Include the metrics section to send metrics about the extractor performance for remote monitoring of the extractor. This section is optional.

Pushgateways

Include the push-gateways subsection to describe an array of Prometheus Pushgateway destinations to which the extractor will push metrics. This subsection is optional.

Parameter Description
host Insert the absolute URL of the Pushgateway host. Example: http://localhost:9091. If you are using Cognite's Pushgateway, this is https://prometheus-push.cognite.ai/. The default value is null/empty.
job-name Enter the value of the exported_job label you want to associate with metrics.
username Enter the user name in the Pushgateway. The default value is null/empty.
password Enter the password. The default value is null/empty.
push-interval Enter the interval in seconds between each push. The default value is 30.
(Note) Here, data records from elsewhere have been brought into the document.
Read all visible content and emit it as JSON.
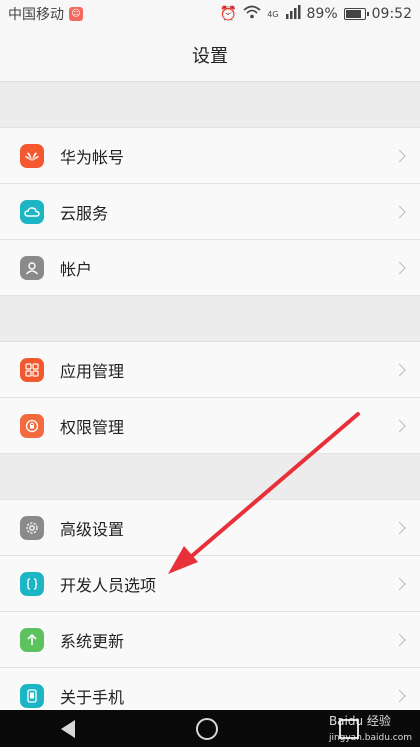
{
  "status_bar": {
    "carrier": "中国移动",
    "network_type": "4G",
    "battery_percent": "89%",
    "battery_level": 0.89,
    "time": "09:52",
    "icons": [
      "app-notification-icon",
      "alarm-icon",
      "wifi-icon",
      "signal-icon",
      "battery-icon"
    ]
  },
  "header": {
    "title": "设置"
  },
  "settings": {
    "groups": [
      {
        "items": [
          {
            "label": "华为帐号",
            "icon": "huawei-logo-icon",
            "color": "#f3582e"
          },
          {
            "label": "云服务",
            "icon": "cloud-icon",
            "color": "#1cb5c4"
          },
          {
            "label": "帐户",
            "icon": "user-icon",
            "color": "#8a8a8a"
          }
        ]
      },
      {
        "items": [
          {
            "label": "应用管理",
            "icon": "apps-grid-icon",
            "color": "#f3582e"
          },
          {
            "label": "权限管理",
            "icon": "permission-lock-icon",
            "color": "#f26a3d"
          }
        ]
      },
      {
        "items": [
          {
            "label": "高级设置",
            "icon": "gear-icon",
            "color": "#8a8a8a"
          },
          {
            "label": "开发人员选项",
            "icon": "code-braces-icon",
            "color": "#1cb5c4"
          },
          {
            "label": "系统更新",
            "icon": "update-arrow-icon",
            "color": "#5cc15e"
          },
          {
            "label": "关于手机",
            "icon": "phone-icon",
            "color": "#1cb5c4"
          }
        ]
      }
    ]
  },
  "watermark": {
    "text": "jingyan.baidu.com",
    "logo_text": "Baidu 经验"
  },
  "annotation_color": "#e8303a"
}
If you configure this section, the extractor pushes metrics that you, for instance, can display in Grafana. Create Grafana dashboards with the extractor metrics using Prometheus as the data source.

Documentum

Include the documentum section to configure the queries, sync mode, and access to Documentum.
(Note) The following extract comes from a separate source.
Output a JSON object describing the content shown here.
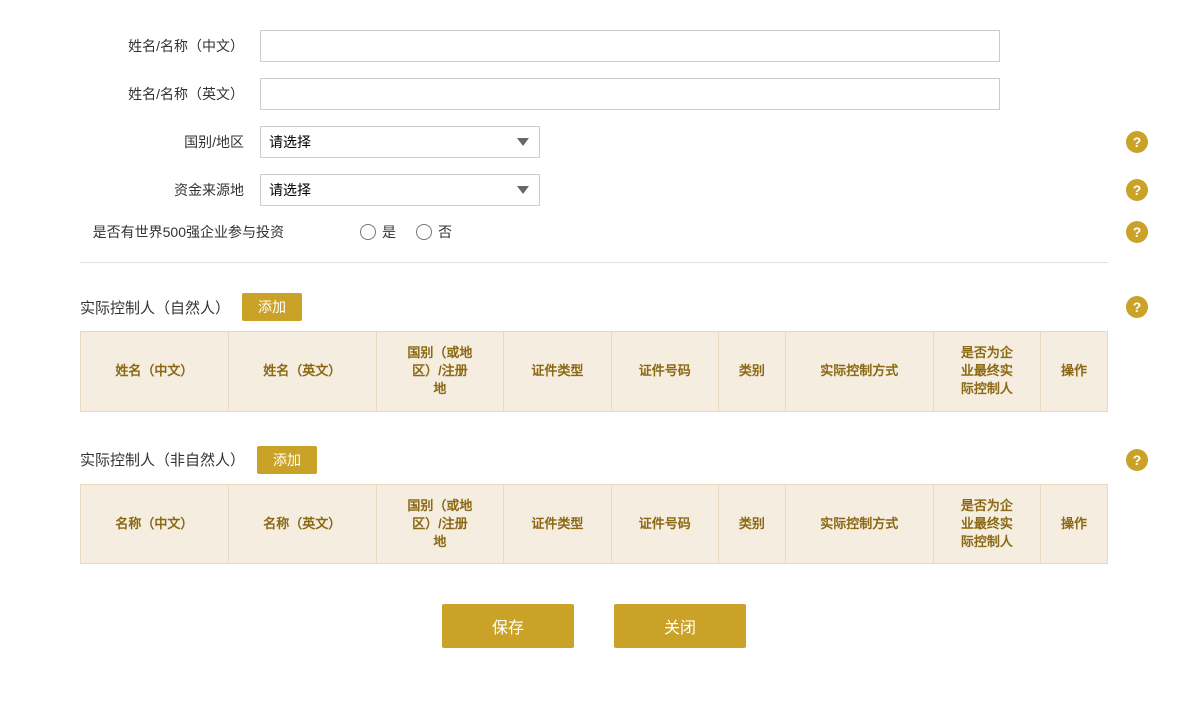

If you're connecting via the Documentum Foundation Classes (DFC) Java SDK, you don't need to enter username, password, host, timeout, and retries since the extractor reads these values from dfc.properties.

Parameter Description
mode Enter how the extractor connects to Documentum. This is either via the D2 REST API (recommended) or the DFC Java SDK. The default value is D2.
query Enter a data query language (DQL) query to execute on the Documentum server. This is a required value.
metadata-properties Insert the fields in a document's metadata that contains important information to the extractor. See the Metadata properties section. This is a required value.
username Enter the username for authenticating to D2. This is a required value for D2 extractions.
password Enter the password for authenticating to D2. This is a required value for D2 extractions.
host Insert the base URL of the D2 repository. This is a required value for D2 extractions.
timeout Specify the timeout in seconds for HTTP requests on D2. The default value is 60.
retries Specify the number of retries to failed requests before stopping the extractor. The default value is 5.

Metadata properties

Include the metadata properties section to describe where the extractor will look for information in a document's metadata.

Parameter Description
file-type-short Enter a shortened file type. This is the file name suffix, such as pdf. The default value is dos_extension.
file-type-full Enter a full mime type. This is the full file type, such as applications/pdf. The default value is mime_type.
soft-delete-key Include this parameter to turn on detection of soft-deletion. Include the metadata field that indicates a deleted document. The default value is no value.
soft-delete-values Insert values that trigger a deletion when this value and soft-delete-key form a key-value pair in the files' metadata. Values are case-sensitive. The default value is an empty list.
object-id This is the file ID for a document that tracks changes and generates external IDs in CDF. This value should be unique across repository and stay the same when a document changes. The recommended value is i_chronicle_id.
modify-date This is the time when a document was last changed. Use this parameter to track changes.